March 12, 2010
Call me an old Luddite if you will, but to me – as a user rather than just as an SEO – personalised search is a faulty concept. The whole point of “search” is that I’m looking for something I usually don’t know much about – so why would I want sites that I already know about appearing in search results? If they had what I wanted I wouldn’t need to do a search! Personalisation only really makes sense if you use search engines merely as a navigation tool rather than a search tool. Ok we know some people do that but are we really restricting the capability and functionality of something as important as search on the habits of people who can’t be bothered to learn to use bookmarks?
As regards real-time search I only see the point in it for news-based queries – otherwise being new doesn’t make something any more relevant or carry any quality signal, so why focus on it? And it seems I’m not the only one to think so according to a new study summarised here.

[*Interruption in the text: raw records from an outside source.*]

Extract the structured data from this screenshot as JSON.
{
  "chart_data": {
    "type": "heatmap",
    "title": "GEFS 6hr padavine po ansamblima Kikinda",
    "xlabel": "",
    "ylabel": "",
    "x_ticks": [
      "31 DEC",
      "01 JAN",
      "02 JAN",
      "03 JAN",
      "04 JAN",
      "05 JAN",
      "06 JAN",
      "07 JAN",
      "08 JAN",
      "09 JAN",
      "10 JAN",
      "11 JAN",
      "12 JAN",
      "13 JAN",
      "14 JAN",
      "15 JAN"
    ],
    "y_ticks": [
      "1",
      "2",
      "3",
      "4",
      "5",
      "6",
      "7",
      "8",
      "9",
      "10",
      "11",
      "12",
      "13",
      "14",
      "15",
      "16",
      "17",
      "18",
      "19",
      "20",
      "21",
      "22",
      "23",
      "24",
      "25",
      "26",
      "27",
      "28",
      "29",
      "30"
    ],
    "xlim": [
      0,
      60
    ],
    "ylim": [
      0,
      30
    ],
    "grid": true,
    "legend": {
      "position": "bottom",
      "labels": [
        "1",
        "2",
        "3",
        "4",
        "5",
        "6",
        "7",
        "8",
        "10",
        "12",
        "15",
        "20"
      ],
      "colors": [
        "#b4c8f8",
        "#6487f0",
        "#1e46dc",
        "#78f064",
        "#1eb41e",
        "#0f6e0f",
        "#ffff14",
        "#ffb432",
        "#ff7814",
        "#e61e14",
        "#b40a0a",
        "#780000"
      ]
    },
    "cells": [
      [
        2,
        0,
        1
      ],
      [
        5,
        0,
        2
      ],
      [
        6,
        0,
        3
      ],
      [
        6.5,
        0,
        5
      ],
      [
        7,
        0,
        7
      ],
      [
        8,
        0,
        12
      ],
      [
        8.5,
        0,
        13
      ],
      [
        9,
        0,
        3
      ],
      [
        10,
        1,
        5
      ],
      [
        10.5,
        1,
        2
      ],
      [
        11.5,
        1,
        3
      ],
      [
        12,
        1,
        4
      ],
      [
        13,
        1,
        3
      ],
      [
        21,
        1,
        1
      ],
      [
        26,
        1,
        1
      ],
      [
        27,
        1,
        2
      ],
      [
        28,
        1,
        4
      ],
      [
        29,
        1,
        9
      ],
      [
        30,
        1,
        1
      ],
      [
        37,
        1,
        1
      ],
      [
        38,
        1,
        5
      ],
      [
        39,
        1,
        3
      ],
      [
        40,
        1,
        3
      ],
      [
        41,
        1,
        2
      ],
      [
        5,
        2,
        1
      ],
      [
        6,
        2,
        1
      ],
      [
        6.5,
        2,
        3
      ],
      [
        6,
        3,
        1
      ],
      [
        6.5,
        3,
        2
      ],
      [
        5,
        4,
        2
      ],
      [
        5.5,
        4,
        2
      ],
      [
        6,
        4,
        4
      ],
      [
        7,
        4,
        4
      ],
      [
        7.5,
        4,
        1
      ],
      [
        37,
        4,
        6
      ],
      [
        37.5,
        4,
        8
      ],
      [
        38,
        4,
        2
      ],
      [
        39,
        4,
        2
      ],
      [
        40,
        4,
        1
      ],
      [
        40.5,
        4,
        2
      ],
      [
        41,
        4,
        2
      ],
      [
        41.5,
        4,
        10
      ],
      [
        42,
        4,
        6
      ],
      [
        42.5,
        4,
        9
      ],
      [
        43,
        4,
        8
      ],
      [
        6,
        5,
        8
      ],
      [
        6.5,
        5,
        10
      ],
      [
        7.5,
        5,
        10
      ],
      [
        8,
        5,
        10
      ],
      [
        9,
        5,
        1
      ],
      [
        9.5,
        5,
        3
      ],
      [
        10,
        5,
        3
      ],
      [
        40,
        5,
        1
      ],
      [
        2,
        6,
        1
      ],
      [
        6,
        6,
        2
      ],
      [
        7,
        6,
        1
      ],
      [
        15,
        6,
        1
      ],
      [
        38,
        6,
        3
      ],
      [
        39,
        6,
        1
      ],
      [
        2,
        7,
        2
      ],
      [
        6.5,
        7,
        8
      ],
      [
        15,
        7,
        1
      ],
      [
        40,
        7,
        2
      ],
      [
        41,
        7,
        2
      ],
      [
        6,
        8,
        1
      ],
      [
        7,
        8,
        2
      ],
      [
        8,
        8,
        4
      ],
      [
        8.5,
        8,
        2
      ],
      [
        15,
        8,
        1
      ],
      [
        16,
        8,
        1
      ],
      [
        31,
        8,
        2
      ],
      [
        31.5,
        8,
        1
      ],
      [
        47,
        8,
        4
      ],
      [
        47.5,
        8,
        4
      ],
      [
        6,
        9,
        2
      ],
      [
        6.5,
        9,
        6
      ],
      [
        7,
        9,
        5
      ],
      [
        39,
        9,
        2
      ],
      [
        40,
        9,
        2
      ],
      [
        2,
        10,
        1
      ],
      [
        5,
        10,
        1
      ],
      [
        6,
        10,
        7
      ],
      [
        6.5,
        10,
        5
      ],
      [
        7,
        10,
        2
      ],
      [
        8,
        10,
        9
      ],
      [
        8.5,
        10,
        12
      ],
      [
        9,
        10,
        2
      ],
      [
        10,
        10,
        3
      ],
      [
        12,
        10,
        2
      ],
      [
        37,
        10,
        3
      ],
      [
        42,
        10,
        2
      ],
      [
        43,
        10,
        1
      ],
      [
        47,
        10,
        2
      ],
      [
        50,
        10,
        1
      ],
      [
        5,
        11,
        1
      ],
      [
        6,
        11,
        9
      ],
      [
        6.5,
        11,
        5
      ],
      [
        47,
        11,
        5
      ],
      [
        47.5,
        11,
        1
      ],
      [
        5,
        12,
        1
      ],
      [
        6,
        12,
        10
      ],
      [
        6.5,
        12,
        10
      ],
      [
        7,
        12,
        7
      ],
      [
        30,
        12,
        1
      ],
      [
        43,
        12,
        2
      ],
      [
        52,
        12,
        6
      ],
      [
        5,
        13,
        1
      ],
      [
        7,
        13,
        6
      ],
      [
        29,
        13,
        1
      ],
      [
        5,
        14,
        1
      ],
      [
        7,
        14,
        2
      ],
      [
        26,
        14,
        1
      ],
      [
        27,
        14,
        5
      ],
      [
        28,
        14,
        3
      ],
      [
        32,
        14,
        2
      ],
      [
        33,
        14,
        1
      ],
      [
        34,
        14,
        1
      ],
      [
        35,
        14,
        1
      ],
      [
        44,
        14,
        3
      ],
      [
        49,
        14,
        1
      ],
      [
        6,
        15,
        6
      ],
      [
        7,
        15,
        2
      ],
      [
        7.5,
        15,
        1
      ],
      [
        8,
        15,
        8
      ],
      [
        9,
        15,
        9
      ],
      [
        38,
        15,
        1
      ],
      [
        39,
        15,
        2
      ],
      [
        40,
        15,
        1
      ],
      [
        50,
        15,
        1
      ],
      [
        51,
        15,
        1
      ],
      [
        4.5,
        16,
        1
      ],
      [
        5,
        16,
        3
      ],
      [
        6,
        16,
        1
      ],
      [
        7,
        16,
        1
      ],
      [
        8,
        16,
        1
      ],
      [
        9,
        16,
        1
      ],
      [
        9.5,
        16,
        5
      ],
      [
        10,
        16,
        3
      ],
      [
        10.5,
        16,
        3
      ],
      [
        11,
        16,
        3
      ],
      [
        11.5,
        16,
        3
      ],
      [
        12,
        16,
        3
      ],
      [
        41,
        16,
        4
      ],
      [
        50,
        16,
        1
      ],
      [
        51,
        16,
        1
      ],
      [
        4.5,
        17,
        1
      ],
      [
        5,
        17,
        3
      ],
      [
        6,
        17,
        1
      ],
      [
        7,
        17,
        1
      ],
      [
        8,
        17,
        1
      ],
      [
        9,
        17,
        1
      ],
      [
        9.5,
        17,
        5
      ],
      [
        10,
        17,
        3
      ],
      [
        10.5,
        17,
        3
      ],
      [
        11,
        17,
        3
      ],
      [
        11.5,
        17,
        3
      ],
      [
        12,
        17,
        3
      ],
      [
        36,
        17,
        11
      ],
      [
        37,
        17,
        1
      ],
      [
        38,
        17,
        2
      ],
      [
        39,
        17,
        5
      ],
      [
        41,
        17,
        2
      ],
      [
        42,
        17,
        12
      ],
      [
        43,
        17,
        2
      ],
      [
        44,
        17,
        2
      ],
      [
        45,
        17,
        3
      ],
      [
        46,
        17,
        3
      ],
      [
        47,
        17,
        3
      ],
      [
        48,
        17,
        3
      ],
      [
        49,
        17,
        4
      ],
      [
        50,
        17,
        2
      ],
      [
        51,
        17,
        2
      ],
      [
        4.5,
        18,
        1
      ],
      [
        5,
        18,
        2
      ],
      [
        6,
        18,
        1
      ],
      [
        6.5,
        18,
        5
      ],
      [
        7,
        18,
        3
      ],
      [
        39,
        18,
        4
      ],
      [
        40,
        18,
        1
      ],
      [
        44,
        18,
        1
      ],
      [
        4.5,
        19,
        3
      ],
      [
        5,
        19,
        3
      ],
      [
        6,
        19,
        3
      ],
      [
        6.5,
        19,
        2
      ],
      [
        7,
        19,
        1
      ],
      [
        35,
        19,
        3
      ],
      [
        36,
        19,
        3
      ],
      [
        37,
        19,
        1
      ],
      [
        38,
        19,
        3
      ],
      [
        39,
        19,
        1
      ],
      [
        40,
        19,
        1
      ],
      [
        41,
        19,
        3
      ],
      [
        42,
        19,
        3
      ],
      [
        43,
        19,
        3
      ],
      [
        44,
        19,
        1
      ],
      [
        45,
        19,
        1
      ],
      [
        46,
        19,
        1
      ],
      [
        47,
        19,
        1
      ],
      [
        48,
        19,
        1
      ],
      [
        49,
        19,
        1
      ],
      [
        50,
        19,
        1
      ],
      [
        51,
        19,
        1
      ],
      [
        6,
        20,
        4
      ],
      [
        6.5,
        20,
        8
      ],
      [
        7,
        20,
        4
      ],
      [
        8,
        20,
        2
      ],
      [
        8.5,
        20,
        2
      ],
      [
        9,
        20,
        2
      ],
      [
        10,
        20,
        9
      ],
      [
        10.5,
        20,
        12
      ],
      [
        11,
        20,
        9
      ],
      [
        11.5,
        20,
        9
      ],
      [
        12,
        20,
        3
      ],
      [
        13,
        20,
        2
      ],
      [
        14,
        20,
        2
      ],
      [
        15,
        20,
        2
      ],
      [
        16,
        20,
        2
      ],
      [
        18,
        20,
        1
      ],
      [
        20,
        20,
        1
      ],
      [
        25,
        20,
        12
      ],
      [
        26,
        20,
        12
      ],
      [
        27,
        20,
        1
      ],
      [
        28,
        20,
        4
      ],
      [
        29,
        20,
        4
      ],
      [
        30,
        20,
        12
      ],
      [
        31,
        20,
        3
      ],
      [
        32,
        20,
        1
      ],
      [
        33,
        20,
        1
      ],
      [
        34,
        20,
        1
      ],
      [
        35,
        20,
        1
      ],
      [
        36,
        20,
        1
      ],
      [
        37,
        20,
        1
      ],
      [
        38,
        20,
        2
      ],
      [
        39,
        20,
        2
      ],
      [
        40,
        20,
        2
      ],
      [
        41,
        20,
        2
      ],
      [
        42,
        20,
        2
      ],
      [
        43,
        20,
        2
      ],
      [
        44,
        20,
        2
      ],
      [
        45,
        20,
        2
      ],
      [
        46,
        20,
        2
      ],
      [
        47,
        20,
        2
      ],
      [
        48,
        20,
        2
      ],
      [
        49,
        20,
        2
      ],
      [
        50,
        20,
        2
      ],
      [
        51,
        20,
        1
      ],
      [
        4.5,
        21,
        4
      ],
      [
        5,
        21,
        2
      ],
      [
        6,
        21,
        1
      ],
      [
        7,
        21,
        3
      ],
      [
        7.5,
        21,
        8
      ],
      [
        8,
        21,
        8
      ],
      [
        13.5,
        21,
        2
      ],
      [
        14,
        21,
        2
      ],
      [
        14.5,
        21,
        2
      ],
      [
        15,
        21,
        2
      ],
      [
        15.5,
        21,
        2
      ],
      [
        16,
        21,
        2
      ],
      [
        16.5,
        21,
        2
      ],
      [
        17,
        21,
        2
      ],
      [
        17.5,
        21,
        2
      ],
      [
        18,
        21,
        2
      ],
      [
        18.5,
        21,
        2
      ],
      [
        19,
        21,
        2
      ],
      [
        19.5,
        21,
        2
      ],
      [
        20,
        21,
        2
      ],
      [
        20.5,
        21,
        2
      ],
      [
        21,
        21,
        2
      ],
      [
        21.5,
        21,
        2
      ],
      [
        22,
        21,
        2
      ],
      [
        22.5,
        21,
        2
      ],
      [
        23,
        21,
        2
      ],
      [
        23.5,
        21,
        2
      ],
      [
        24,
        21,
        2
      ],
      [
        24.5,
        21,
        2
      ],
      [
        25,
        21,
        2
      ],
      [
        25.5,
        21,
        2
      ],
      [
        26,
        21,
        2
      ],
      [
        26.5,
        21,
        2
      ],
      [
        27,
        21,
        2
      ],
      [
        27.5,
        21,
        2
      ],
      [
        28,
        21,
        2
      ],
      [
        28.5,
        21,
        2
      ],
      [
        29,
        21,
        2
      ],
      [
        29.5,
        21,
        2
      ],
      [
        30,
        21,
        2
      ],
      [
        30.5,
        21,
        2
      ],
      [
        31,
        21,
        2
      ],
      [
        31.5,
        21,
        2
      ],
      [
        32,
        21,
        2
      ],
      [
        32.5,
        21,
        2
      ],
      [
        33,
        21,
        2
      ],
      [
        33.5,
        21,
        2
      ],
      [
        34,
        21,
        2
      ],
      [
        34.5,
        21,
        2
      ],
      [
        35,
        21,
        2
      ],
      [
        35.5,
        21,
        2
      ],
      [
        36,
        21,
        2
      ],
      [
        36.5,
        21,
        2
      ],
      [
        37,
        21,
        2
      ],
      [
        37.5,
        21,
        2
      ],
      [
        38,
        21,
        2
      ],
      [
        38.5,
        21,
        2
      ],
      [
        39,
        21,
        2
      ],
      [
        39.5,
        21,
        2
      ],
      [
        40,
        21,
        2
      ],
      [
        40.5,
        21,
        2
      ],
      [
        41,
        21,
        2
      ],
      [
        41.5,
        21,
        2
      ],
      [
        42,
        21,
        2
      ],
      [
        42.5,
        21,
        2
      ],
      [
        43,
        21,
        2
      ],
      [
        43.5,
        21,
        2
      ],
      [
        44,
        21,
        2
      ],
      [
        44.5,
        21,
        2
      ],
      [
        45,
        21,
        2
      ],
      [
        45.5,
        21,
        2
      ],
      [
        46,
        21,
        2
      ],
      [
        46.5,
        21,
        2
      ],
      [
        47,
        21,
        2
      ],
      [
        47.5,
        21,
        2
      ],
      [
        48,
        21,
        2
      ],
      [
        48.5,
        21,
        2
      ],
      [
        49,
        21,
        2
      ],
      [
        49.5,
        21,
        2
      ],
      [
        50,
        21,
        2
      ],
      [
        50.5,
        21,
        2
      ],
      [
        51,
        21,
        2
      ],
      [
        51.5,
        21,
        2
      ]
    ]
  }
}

The appearance of Twitter or Facebook entries in search results is completely irrelevant for the sort of searches I make, and most of the time so is video. I’d like to be able to turn them off and only include them on the rare occasions when I think they are relevant. I already use a Firefox add-on that kills Adwords for my personal searches since I *never* use PPC ads and they’ve become progressively more annoying. Sadly Google seem determined to show me what they think I should see and not what I want to see, and they resist all suggestions to allow us flexibility. They insist on devoting all their visible efforts to these increasingly complex layouts and features that push real organic results further down the page, yet the quality of the organic results is probably worse now than it was 5 years ago and they seem to be unable to filter out obvious spam of a type that they claim to hate and we ethical SEO’s have been railing against for years.
The end result is a low quality experience for many users. I would say to them to concentrate on quality and simplicity – which was what made them popular in the first place – and give us a choice of what we want to see in the results rather than foist unwanted “features” on us. Because if they don’t then they really are risking losing users to someone else that will give us what we want. The online world is littered with once-popular sites and companies that have died the death, and no-one, not even Google, is immune from changing public preferences.